Bella busca de llanto
No hay en Los puentes de Madison rastro alguno de bocamanga, del engaño (hoy en boga y que idiotiza el cine) visual, ni siquiera hay uso de la legítima (pero superficial) argucia del rizo o secreto argumental. En esta bellísima, conmovedora película, díafana como un libro abierto repleto de evidencias, hay nada más que cine, puro cine: confluencia no desnaturalizada de un lenguaje con un espectáculo y la más rica combinación de verdad y emoción lograda en el arte de este siglo.Es ésta una confluencia que no alcanzan (ni siquiera rozan) los laboratorios de truquería informática y los circos visuales que encanallan las pantallas de este final del siglo del cine, pues éste sólo surge cuando una cámara, una mirada mecánica, se sitúa a la altura de la mirada humana. En este caso, la de dos rostros (el de la aquí genial Meryl Streep y el de Eastwood, que logra dar réplica a esta enorme mujer) con apabullante capacidad de identificación y sin otro maquillaje que el del talento y el del respeto al talento de aquellos a quienes embaucan y arrastran con el su yo. Un trabajo, por tanto, de creación de cine a rostro limpio, armado y acabado con una sinceridad y una valentía insuperables: una de los más bellas buscas de un transcurso emocional de imágenes que ha dado el cine en las últimas décadas.
Los puentes de Madison
Dirección: Clint Eastwood. Guión:Richard LaGravanese, basado en la novela de James Waller Los puentes de Madison County. Fotografía: Jack N. Green. Música: Lennie Niehaus. Montaje: Joel Cox. Estados Unidos, 1995. Intérpretes: Meryl Streep, Clint Eastwood, Annie Corley, Victor Slezak.
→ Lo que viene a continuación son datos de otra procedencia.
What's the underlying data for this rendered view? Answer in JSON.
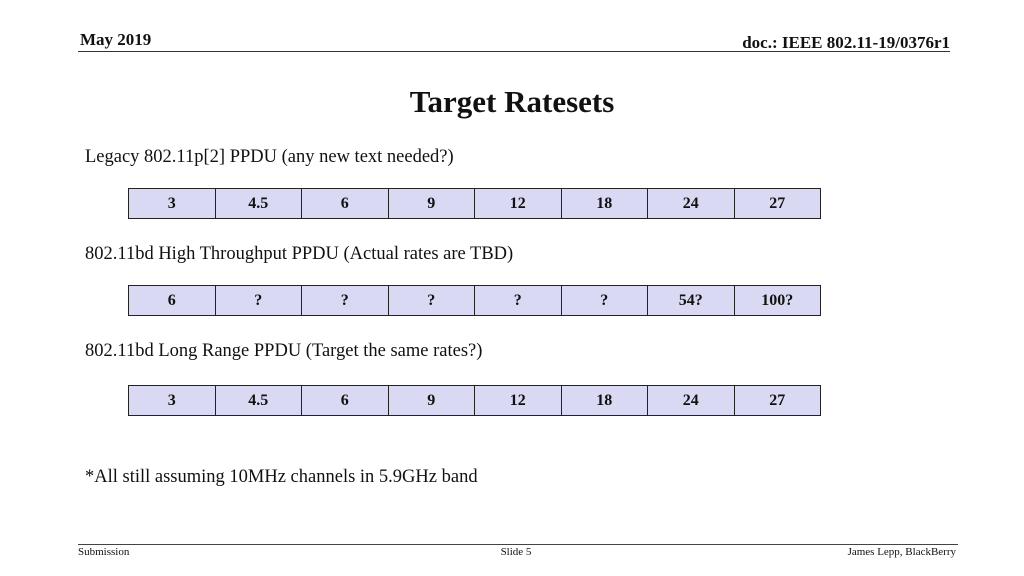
{
  "header": {
    "date": "May 2019",
    "doc_id": "doc.: IEEE 802.11-19/0376r1"
  },
  "title": "Target Ratesets",
  "sections": [
    {
      "heading": "Legacy 802.11p[2] PPDU (any new text needed?)",
      "rates": [
        "3",
        "4.5",
        "6",
        "9",
        "12",
        "18",
        "24",
        "27"
      ]
    },
    {
      "heading": "802.11bd High Throughput PPDU (Actual rates are TBD)",
      "rates": [
        "6",
        "?",
        "?",
        "?",
        "?",
        "?",
        "54?",
        "100?"
      ]
    },
    {
      "heading": "802.11bd Long Range PPDU (Target the same rates?)",
      "rates": [
        "3",
        "4.5",
        "6",
        "9",
        "12",
        "18",
        "24",
        "27"
      ]
    }
  ],
  "note": "*All still assuming 10MHz channels in 5.9GHz band",
  "footer": {
    "left": "Submission",
    "center": "Slide 5",
    "right": "James Lepp, BlackBerry"
  },
  "colors": {
    "table_cell_fill": "#d9d9f3",
    "border": "#222222"
  }
}
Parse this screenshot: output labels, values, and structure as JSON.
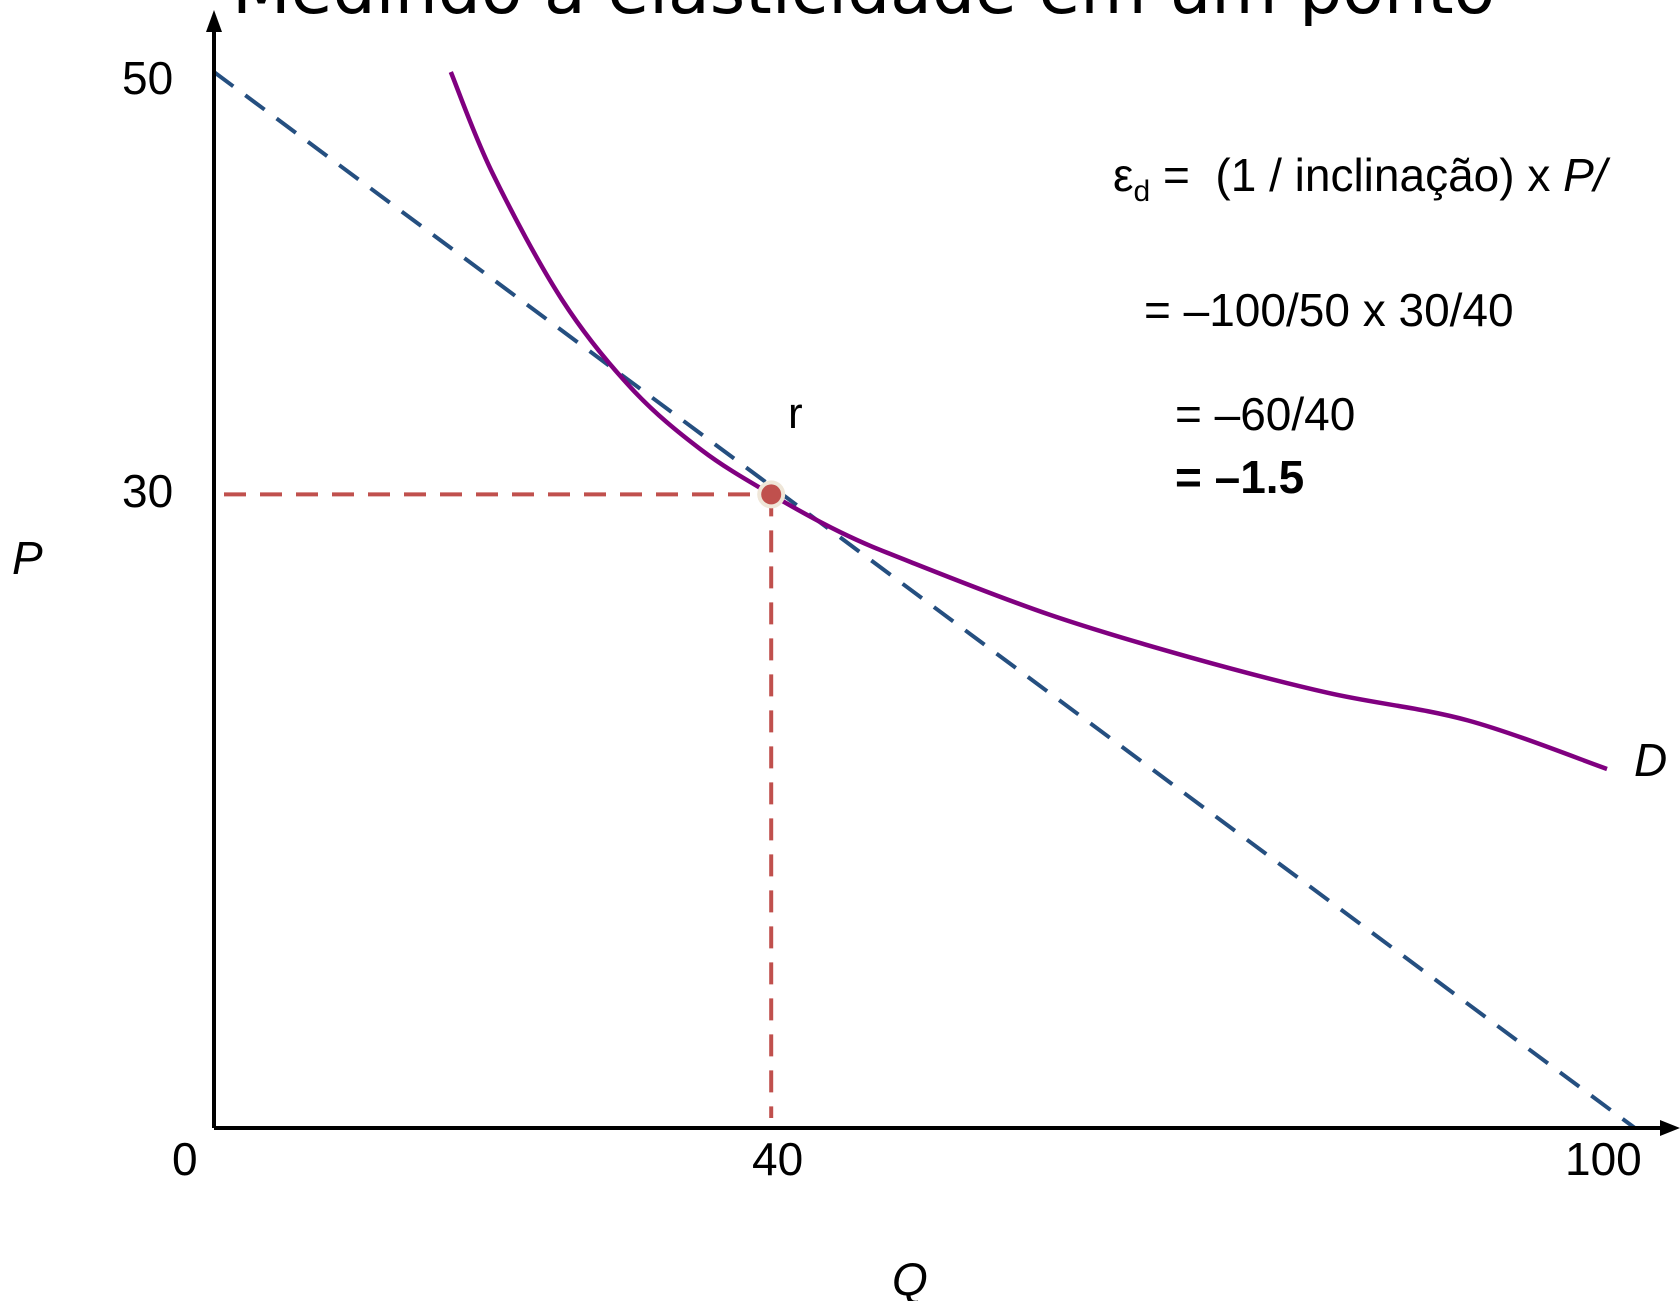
{
  "title": "Medindo a elasticidade em um ponto",
  "chart_data": {
    "type": "line",
    "x_axis": {
      "label": "Q",
      "range": [
        0,
        102
      ],
      "ticks": [
        0,
        40,
        100
      ]
    },
    "y_axis": {
      "label": "P",
      "range": [
        0,
        50
      ],
      "ticks": [
        30,
        50
      ]
    },
    "series": [
      {
        "label": "D",
        "kind": "demand-curve",
        "color": "#800080",
        "x": [
          17,
          20,
          25,
          30,
          35,
          40,
          45,
          50,
          60,
          70,
          80,
          90,
          100
        ],
        "y": [
          50,
          45.2,
          39.2,
          35.0,
          32.1,
          30.0,
          28.2,
          26.8,
          24.3,
          22.3,
          20.6,
          19.3,
          17.0
        ]
      },
      {
        "label": "tangent",
        "kind": "tangent-line",
        "color": "#254f80",
        "style": "dashed",
        "x": [
          0,
          102
        ],
        "y": [
          50,
          0
        ]
      }
    ],
    "point": {
      "label": "r",
      "x": 40,
      "y": 30,
      "color": "#c0504d"
    },
    "guides_color": "#c0504d",
    "annotations": {
      "eps_symbol": "ε",
      "eps_sub": "d",
      "line1_eq": "=",
      "line1_rhs": "(1 / inclinação) x",
      "line1_tail": "P/",
      "line2": "=  –100/50 x 30/40",
      "line3": "=  –60/40",
      "line4": "=  –1.5"
    }
  }
}
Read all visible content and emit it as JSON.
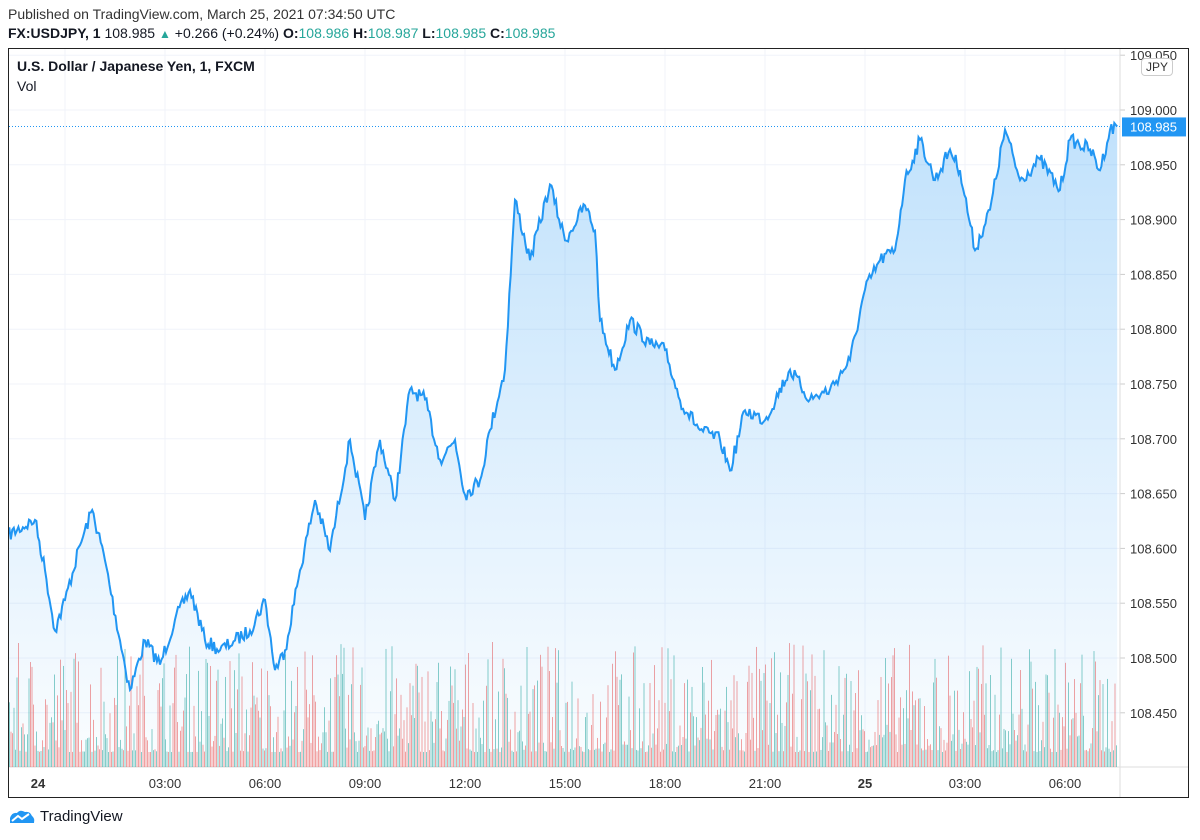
{
  "header": {
    "published": "Published on TradingView.com, March 25, 2021 07:34:50 UTC",
    "symbol": "FX:USDJPY, 1",
    "last": "108.985",
    "change": "+0.266 (+0.24%)",
    "open_label": "O:",
    "open": "108.986",
    "high_label": "H:",
    "high": "108.987",
    "low_label": "L:",
    "low": "108.985",
    "close_label": "C:",
    "close": "108.985"
  },
  "legend": {
    "title": "U.S. Dollar / Japanese Yen, 1, FXCM",
    "volume": "Vol"
  },
  "currency_button": "JPY",
  "footer": {
    "brand": "TradingView"
  },
  "colors": {
    "line": "#2196f3",
    "up": "#26a69a",
    "down": "#ef5350",
    "price_label_bg": "#2196f3"
  },
  "chart_data": {
    "type": "area",
    "ylim": [
      108.41,
      109.05
    ],
    "y_ticks": [
      "109.050",
      "109.000",
      "108.950",
      "108.900",
      "108.850",
      "108.800",
      "108.750",
      "108.700",
      "108.650",
      "108.600",
      "108.550",
      "108.500",
      "108.450"
    ],
    "x_ticks": [
      {
        "label": "24",
        "bold": true,
        "t": "24 00:00"
      },
      {
        "label": "03:00",
        "t": "24 03:00"
      },
      {
        "label": "06:00",
        "t": "24 06:00"
      },
      {
        "label": "09:00",
        "t": "24 09:00"
      },
      {
        "label": "12:00",
        "t": "24 12:00"
      },
      {
        "label": "15:00",
        "t": "24 15:00"
      },
      {
        "label": "18:00",
        "t": "24 18:00"
      },
      {
        "label": "21:00",
        "t": "24 21:00"
      },
      {
        "label": "25",
        "bold": true,
        "t": "25 00:00"
      },
      {
        "label": "03:00",
        "t": "25 03:00"
      },
      {
        "label": "06:00",
        "t": "25 06:00"
      }
    ],
    "last_price": "108.985",
    "series": [
      [
        "23 22:17",
        108.612
      ],
      [
        "23 23:06",
        108.626
      ],
      [
        "23 23:24",
        108.58
      ],
      [
        "23 23:42",
        108.525
      ],
      [
        "24 00:00",
        108.553
      ],
      [
        "24 00:27",
        108.603
      ],
      [
        "24 00:49",
        108.635
      ],
      [
        "24 01:12",
        108.589
      ],
      [
        "24 01:39",
        108.516
      ],
      [
        "24 01:57",
        108.471
      ],
      [
        "24 02:24",
        108.516
      ],
      [
        "24 02:51",
        108.494
      ],
      [
        "24 03:18",
        108.535
      ],
      [
        "24 03:45",
        108.562
      ],
      [
        "24 04:12",
        108.516
      ],
      [
        "24 04:39",
        108.507
      ],
      [
        "24 05:06",
        108.516
      ],
      [
        "24 05:33",
        108.525
      ],
      [
        "24 06:00",
        108.553
      ],
      [
        "24 06:18",
        108.489
      ],
      [
        "24 06:36",
        108.507
      ],
      [
        "24 07:03",
        108.58
      ],
      [
        "24 07:30",
        108.644
      ],
      [
        "24 07:57",
        108.598
      ],
      [
        "24 08:33",
        108.699
      ],
      [
        "24 09:00",
        108.626
      ],
      [
        "24 09:27",
        108.699
      ],
      [
        "24 09:54",
        108.644
      ],
      [
        "24 10:21",
        108.745
      ],
      [
        "24 10:48",
        108.736
      ],
      [
        "24 11:15",
        108.681
      ],
      [
        "24 11:42",
        108.699
      ],
      [
        "24 12:00",
        108.649
      ],
      [
        "24 12:27",
        108.662
      ],
      [
        "24 12:45",
        108.708
      ],
      [
        "24 13:12",
        108.763
      ],
      [
        "24 13:30",
        108.918
      ],
      [
        "24 13:57",
        108.863
      ],
      [
        "24 14:33",
        108.932
      ],
      [
        "24 15:00",
        108.881
      ],
      [
        "24 15:36",
        108.913
      ],
      [
        "24 15:54",
        108.89
      ],
      [
        "24 16:03",
        108.808
      ],
      [
        "24 16:30",
        108.763
      ],
      [
        "24 16:57",
        108.808
      ],
      [
        "24 17:33",
        108.786
      ],
      [
        "24 18:00",
        108.781
      ],
      [
        "24 18:27",
        108.735
      ],
      [
        "24 19:03",
        108.708
      ],
      [
        "24 19:39",
        108.699
      ],
      [
        "24 19:57",
        108.671
      ],
      [
        "24 20:24",
        108.726
      ],
      [
        "24 21:00",
        108.717
      ],
      [
        "24 21:45",
        108.763
      ],
      [
        "24 22:21",
        108.736
      ],
      [
        "24 22:57",
        108.745
      ],
      [
        "24 23:33",
        108.772
      ],
      [
        "25 00:00",
        108.836
      ],
      [
        "25 00:27",
        108.863
      ],
      [
        "25 00:54",
        108.872
      ],
      [
        "25 01:12",
        108.936
      ],
      [
        "25 01:39",
        108.973
      ],
      [
        "25 02:06",
        108.936
      ],
      [
        "25 02:33",
        108.964
      ],
      [
        "25 02:51",
        108.945
      ],
      [
        "25 03:18",
        108.872
      ],
      [
        "25 03:45",
        108.909
      ],
      [
        "25 04:12",
        108.982
      ],
      [
        "25 04:39",
        108.936
      ],
      [
        "25 05:15",
        108.955
      ],
      [
        "25 05:51",
        108.927
      ],
      [
        "25 06:09",
        108.973
      ],
      [
        "25 06:45",
        108.964
      ],
      [
        "25 07:03",
        108.945
      ],
      [
        "25 07:21",
        108.982
      ],
      [
        "25 07:34",
        108.985
      ]
    ]
  }
}
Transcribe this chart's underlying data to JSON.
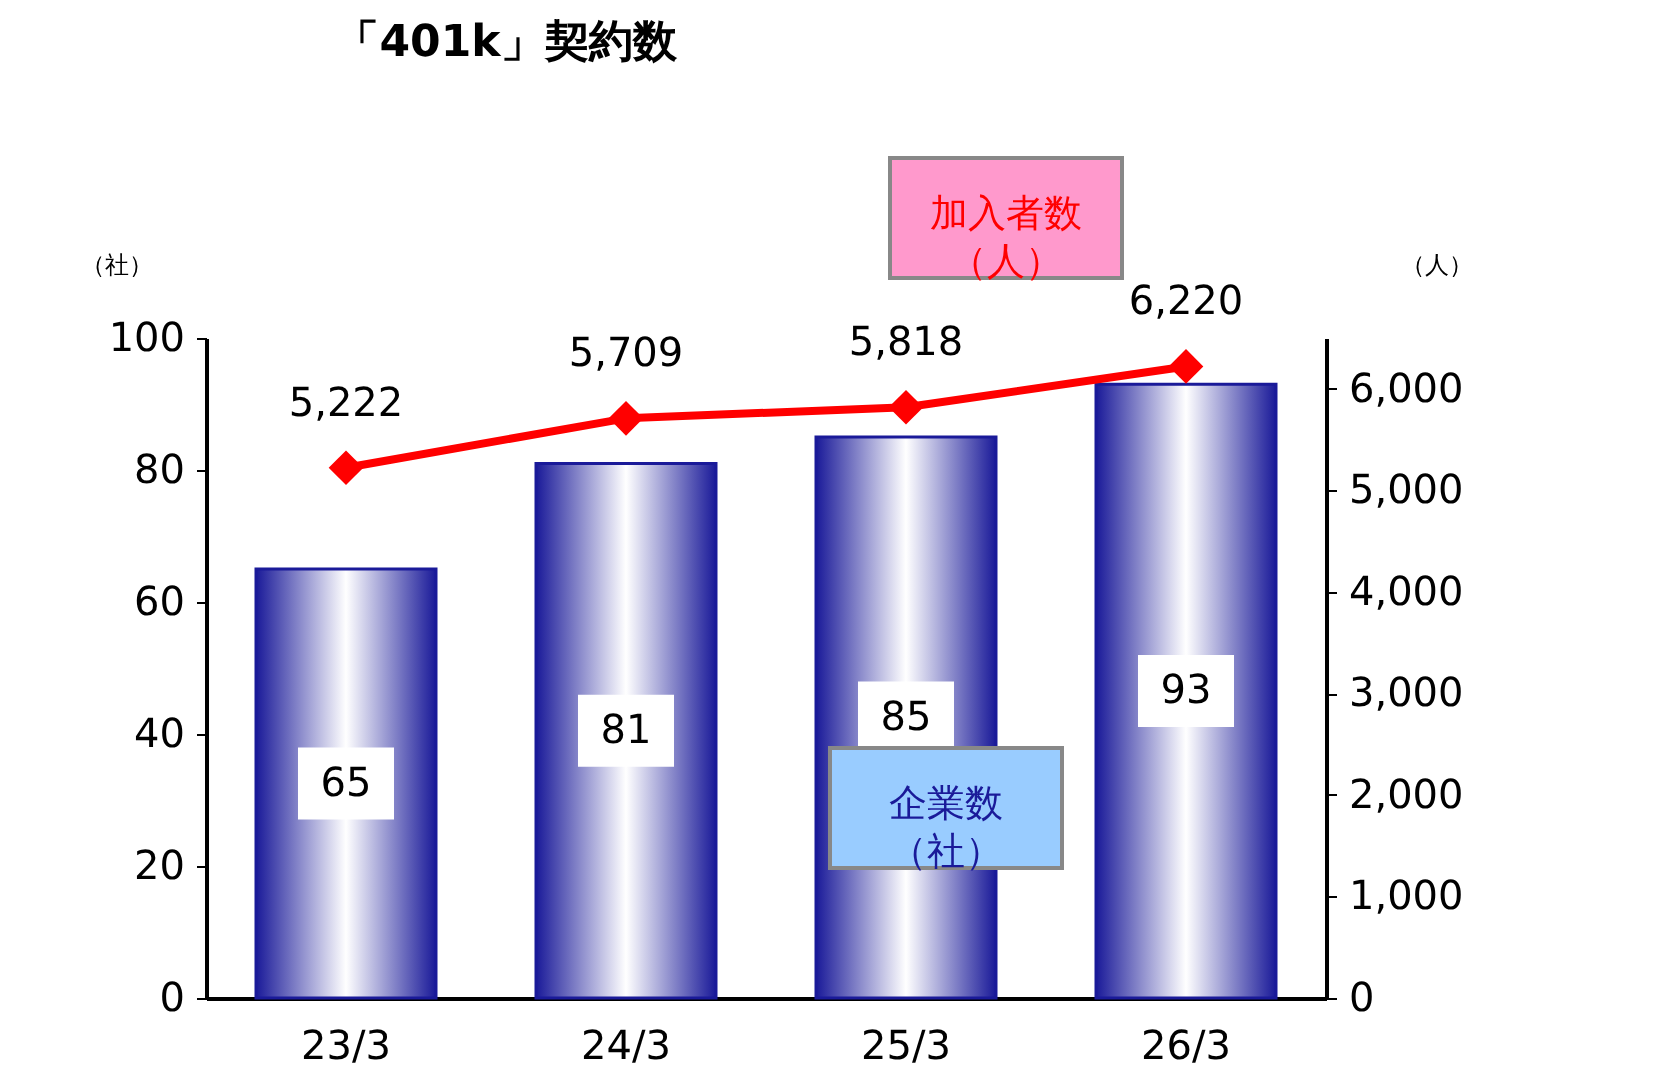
{
  "chart_data": {
    "type": "bar",
    "title": "「401k」契約数",
    "categories": [
      "23/3",
      "24/3",
      "25/3",
      "26/3"
    ],
    "series": [
      {
        "name": "企業数（社）",
        "axis": "y",
        "color": "#1a1a99",
        "values": [
          65,
          81,
          85,
          93
        ]
      },
      {
        "name": "加入者数（人）",
        "type": "line",
        "axis": "y2",
        "color": "#ff0000",
        "values": [
          5222,
          5709,
          5818,
          6220
        ],
        "value_labels": [
          "5,222",
          "5,709",
          "5,818",
          "6,220"
        ]
      }
    ],
    "ylabel": "（社）",
    "y2label": "（人）",
    "ylim": [
      0,
      100
    ],
    "yticks": [
      0,
      20,
      40,
      60,
      80,
      100
    ],
    "y2lim": [
      0,
      6500
    ],
    "y2ticks": [
      0,
      {
        "value": 1000,
        "label": "1,000"
      },
      {
        "value": 2000,
        "label": "2,000"
      },
      {
        "value": 3000,
        "label": "3,000"
      },
      {
        "value": 4000,
        "label": "4,000"
      },
      {
        "value": 5000,
        "label": "5,000"
      },
      {
        "value": 6000,
        "label": "6,000"
      }
    ],
    "data_labels": true,
    "marker": "diamond",
    "line_style": "solid",
    "grid": false
  }
}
Estreno en Madrid: cines Tívoli, Acteón, Luna, Vaguada, Palafox, Ideal.
El guionista LaGravanese proporciona a Eastwood una baraja sin marcar, con la que este sorprendente cineasta juega con las cartas boca arriba, al situar el punto de vista del espectador en un ángulo que le permite prever desde el comienzo por donde va a discurrir todo el filme e intuir que la construcción de este está orientada a introducirle en una dura, amarga y comprometida zona de desenlace, donde Eastwood se la juega, pues se sitúa en el borde del sentimentalismo y no sólo no incurre en él, sino que alcanza una de las grandes incursiones del cine en las leyes del corazón: en la sustancia (no sentimental) del sentimiento.
Es la historia de un brote (de eso que los aficionados al estilo rosa llaman amor sin barreras o, al estilo francés, amour fou) de pasión absoluta entre dos adultos: un homre de 60 años y una mujer con 15 menos que él, más las edades de Eastwood o menos. y Streep, capturados, sin cosmética, en la piel desnuda de su oficio de intérpretes superdotados. Vemos nacer y crecer su súbito enamoramiento y la pantalla no nos oculta nunca el tipo de desencuentro donde conduce tan fuerte encuentro. No se cuenta la película al contar su qué, pues en ella, como en todas las verdaderamente superiores, lo que único decide e importa es su cómo,
éste entra en lo inefable, en lo imposible de verbalizar: de ahí su condición de cine puro, pura imagen.
Los puentes de Madison camina vigorosa . y pausadamente, con exquisito tacto en la dosificación de las dilaciones, sobre la cuerda floja, en busca de esa presentida grande, dolorosa y en igual medida gozosa secuencia final. Cuando percibimos en la pantalla que ésta ha llegado, descubrimos que hay en todo el filme un alarde de montaje oculto, pues la sensación es que esa escena comenzó mucho antes de que comencemos a percibirla e incluso ya asomó larvada en el mismísimo arranque del filme. Y esta genial secuencia adquiere entonces, por la presión en la pantalla de la tensión previa acumulada sobre ella, una gran carga de emoción liberadora, hasta el punto de que sitúa al espectador en el borde del llanto.
El poderío y la sagacidad del montaje, hasta entonces escondido, se hace de pronto evidente cuando Eastwood dilata con maestría insuperable el tempo, la cadencia interior del desenlace, mientras- comprime, y por tanto intensifica, su fuerza de contagio. Las escenas que se suceden en esta portentosa secuencia se hacen por ello interminables y, al mismo tiempo, la fatalidad de su final crea la ansiedad de que éste no llegue, de que la película siga. Y la película sigue vertida y ramificada en la memoria del espectador, capturado y agradecido por ver verdadero cine en una pantalla de estos días.